Bermudadreieck or Bermuda3Eck (Bermuda Triangle) is the designation for an area in the center of Bochum, Germany, with a high density of bars and restaurants, bounded by (clockwise from top) the streets Südring, Brüderstraße, Kortumstraße and Viktoriastraße. The number of gastronomic establishments has increased since the beginning of the 1980s, spurred by the short distance to the Bochum Theater, Union Theater and the main train station. It is served by Engelbert-Brunnen/Bermudadreieck U-Straßenbahn Station, on lines 308 & 318.

== Culture and cuisine ==
There are over 60 catering establishments in the Bermuda Triangle. The area has expanded to approximately 2 km^{2} with seating for over 8,000, including 4,200 seats outdoors. Over 3 million visitors are served per year. On sunny, summer weekends, there are often up to 30,000 visitors a day, including tourists from all across Germany. During major events, such as Bochum Total, numbers can reach up to 300,000 a day. The Bermuda Triangle provides about 1,600 jobs. The development of the area has privatized once-public space and turned it into beer gardens, which, although not without controversy, has been accepted by the general population.

Bermuda Triangle property rates have risen so much in recent years, that longtime retailers are increasingly forced out. The vacant spaces are then taken over by the restaurant and catering sector. Triangle prices for food and beverages are often above the local average, sometimes comparing with expensive cities like Düsseldorf, Munich and Hamburg.

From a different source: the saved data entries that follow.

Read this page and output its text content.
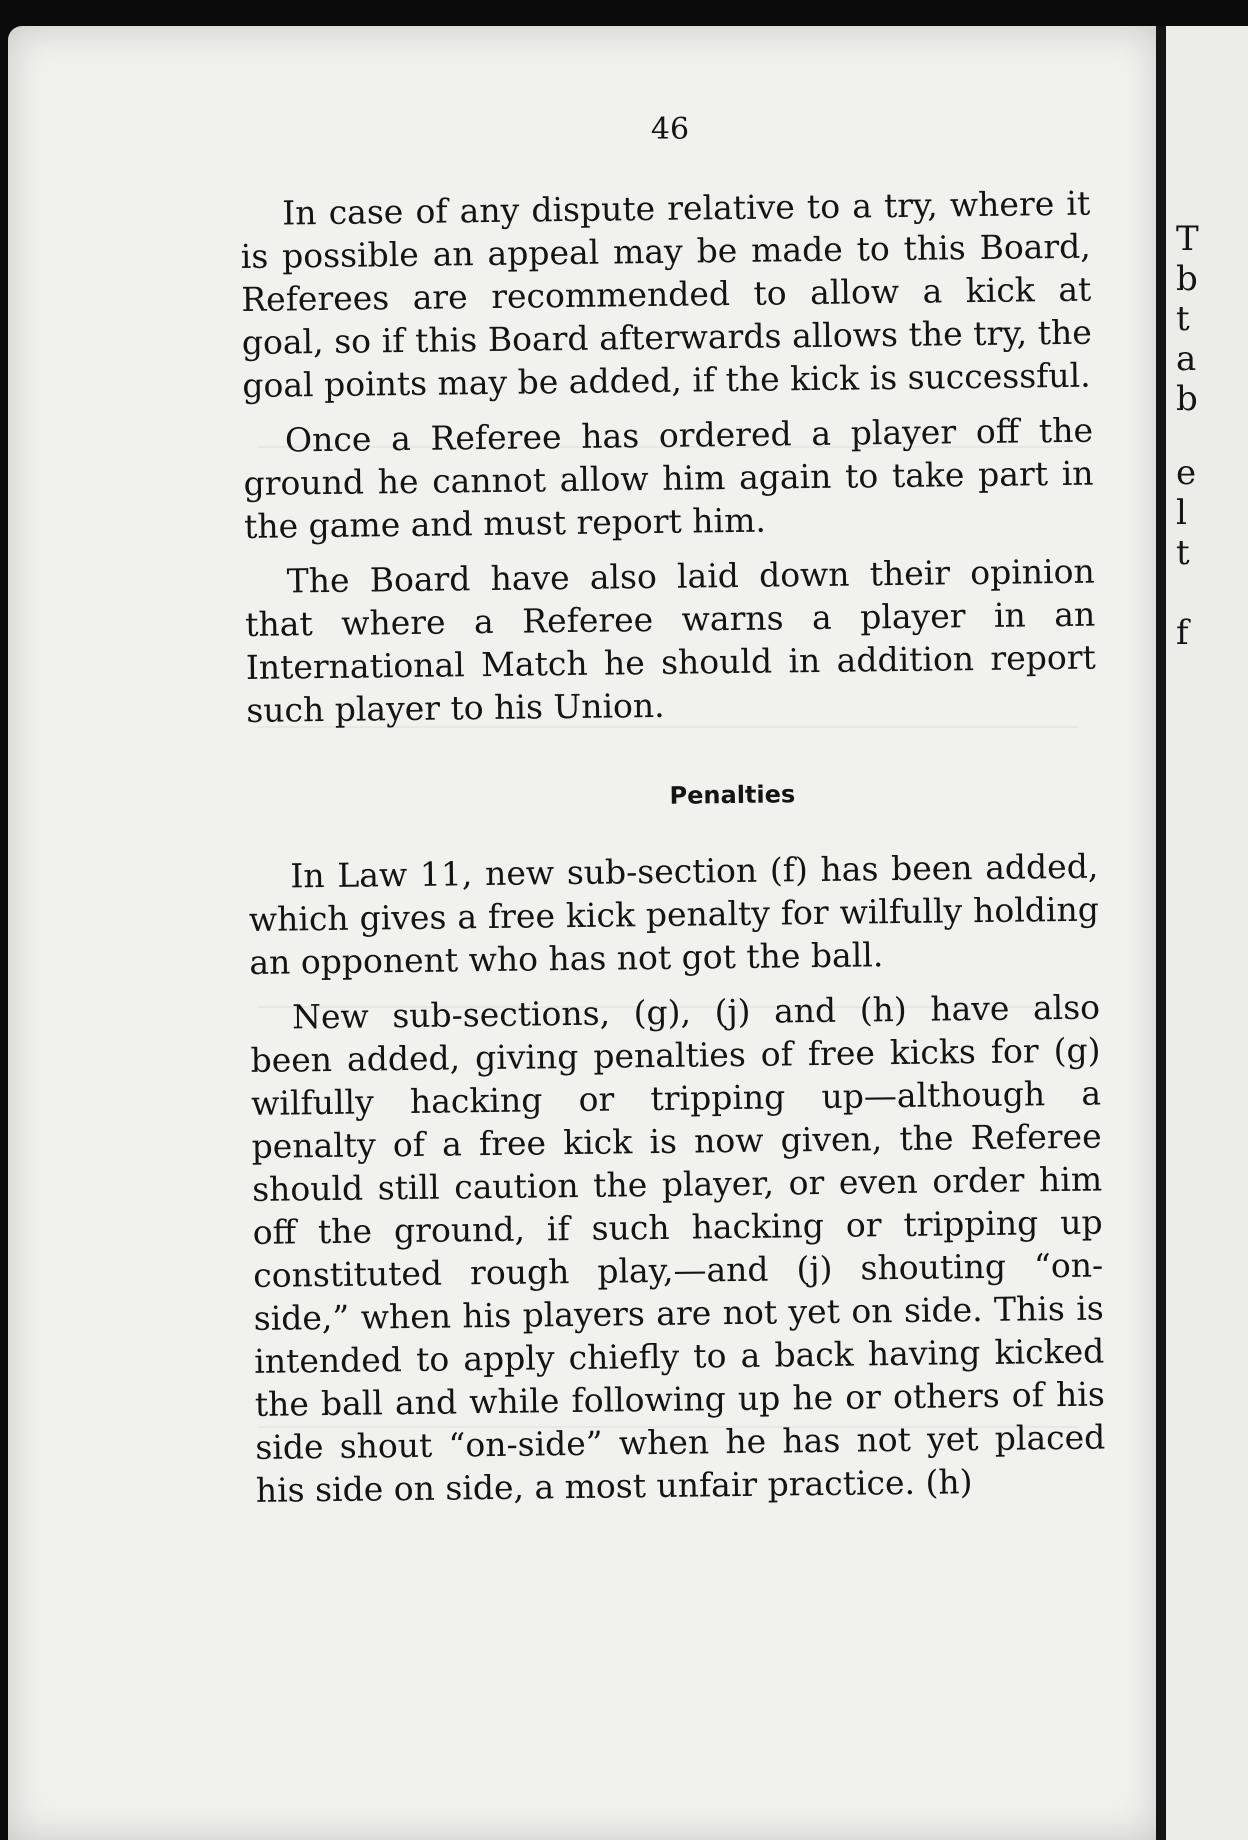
46

In case of any dispute relative to a try, where it is possible an appeal may be made to this Board, Referees are recommended to allow a kick at goal, so if this Board afterwards allows the try, the goal points may be added, if the kick is successful.

Once a Referee has ordered a player off the ground he cannot allow him again to take part in the game and must report him.

The Board have also laid down their opinion that where a Referee warns a player in an International Match he should in addition report such player to his Union.

Penalties

In Law 11, new sub-section (f) has been added, which gives a free kick penalty for wilfully holding an opponent who has not got the ball.

New sub-sections, (g), (j) and (h) have also been added, giving penalties of free kicks for (g) wilfully hacking or tripping up—although a penalty of a free kick is now given, the Referee should still caution the player, or even order him off the ground, if such hacking or tripping up constituted rough play,—and (j) shouting “on-side,” when his players are not yet on side. This is intended to apply chiefly to a back having kicked the ball and while following up he or others of his side shout “on-side” when he has not yet placed his side on side, a most unfair practice. (h)

T
b
t
a
b
e
l
t
f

The heart of the Bermuda Triangle is the square around the now removed Engelbert Fountain, named after Count Engelbert III of the Mark. There is a procession each year, named the Maiabendfest (May Evening Festival). The fountain was removed in spring 2009.

Among the major events are:
- the multi-day "Bochum Total," the biggest music festival in Europe
- "Stühle raus ", the annual symbolic opening of the open air season.
- the Maiabendfest (May Evening Fest), a local festival steeped in tradition and legend, featuring a long procession.

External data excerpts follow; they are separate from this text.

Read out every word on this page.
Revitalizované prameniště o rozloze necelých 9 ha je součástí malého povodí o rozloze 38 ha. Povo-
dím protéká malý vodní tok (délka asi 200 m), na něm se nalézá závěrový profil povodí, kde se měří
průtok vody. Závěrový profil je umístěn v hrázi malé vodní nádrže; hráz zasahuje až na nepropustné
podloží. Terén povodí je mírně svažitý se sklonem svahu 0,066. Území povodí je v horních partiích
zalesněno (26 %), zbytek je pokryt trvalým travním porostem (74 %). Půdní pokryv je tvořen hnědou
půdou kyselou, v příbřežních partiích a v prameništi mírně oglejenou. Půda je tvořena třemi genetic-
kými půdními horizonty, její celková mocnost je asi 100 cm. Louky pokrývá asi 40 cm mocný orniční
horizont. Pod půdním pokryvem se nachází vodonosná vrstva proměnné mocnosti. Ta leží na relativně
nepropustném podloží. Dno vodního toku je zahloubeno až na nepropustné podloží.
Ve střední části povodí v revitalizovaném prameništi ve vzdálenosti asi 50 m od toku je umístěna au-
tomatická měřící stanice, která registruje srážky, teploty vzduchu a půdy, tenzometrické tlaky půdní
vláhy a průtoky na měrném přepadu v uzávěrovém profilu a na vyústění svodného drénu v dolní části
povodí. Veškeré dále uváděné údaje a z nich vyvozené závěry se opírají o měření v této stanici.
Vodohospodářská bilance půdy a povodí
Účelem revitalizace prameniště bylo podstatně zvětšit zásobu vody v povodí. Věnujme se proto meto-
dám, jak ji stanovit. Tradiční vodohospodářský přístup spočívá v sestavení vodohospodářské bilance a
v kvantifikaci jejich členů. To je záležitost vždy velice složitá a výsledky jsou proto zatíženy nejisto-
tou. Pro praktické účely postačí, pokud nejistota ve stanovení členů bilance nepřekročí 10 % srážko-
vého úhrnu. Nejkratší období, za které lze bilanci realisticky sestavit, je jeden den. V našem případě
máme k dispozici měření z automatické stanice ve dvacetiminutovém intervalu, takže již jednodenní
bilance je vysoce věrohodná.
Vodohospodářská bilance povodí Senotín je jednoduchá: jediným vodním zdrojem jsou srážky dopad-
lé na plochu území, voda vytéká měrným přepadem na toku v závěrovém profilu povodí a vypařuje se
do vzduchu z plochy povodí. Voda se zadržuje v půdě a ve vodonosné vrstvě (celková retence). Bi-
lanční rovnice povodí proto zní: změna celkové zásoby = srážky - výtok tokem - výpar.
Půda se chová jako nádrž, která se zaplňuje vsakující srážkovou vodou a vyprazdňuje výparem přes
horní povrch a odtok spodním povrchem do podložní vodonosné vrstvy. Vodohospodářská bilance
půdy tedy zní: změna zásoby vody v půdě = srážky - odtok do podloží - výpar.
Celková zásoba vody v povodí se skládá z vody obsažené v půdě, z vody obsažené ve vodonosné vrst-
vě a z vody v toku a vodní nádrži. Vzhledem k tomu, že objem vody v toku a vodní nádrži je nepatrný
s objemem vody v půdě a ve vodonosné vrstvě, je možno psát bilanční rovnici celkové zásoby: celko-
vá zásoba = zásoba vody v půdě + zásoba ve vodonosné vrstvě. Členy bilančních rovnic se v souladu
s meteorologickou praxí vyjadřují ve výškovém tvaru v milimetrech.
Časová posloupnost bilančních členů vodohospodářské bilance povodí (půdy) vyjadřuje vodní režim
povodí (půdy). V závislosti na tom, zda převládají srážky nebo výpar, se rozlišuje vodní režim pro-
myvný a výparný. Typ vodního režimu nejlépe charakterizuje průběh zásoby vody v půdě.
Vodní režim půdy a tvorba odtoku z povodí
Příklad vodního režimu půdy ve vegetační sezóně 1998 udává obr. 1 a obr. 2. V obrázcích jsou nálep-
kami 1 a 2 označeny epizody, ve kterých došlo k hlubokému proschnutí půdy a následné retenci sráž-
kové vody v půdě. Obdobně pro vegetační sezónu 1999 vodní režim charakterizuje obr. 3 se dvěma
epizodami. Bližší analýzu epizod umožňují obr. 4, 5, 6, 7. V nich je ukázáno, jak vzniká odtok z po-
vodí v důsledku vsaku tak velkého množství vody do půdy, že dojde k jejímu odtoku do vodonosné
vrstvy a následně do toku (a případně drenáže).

The Bermuda Triangle is a cultural focal point of Bochum and a popular meeting place for people from throughout the Ruhr region. In addition to these events, it is near the Schauspielhaus Bochum, a nightclub, several cinemas and the construction site of a new concert hall for the Bochum Symphony Orchestra to be erected nearby.

== History ==
With a multitude of diverse catering outlets, Logos Gruppe counts among the main developers of the Bermuda3Eck since the 1980s. In the mid 90s they covered almost the whole market in the Bermuda3Eck with a broad spectrum of diverse catering concepts.
Logos Gruppe were initiators of ISG Bermuda3Eck e.V., one of the first Business Improvement Districts of North Rhine-Westphalia, with Logos CEO Hans-Joachim Hauschulz a member of its supervisory board.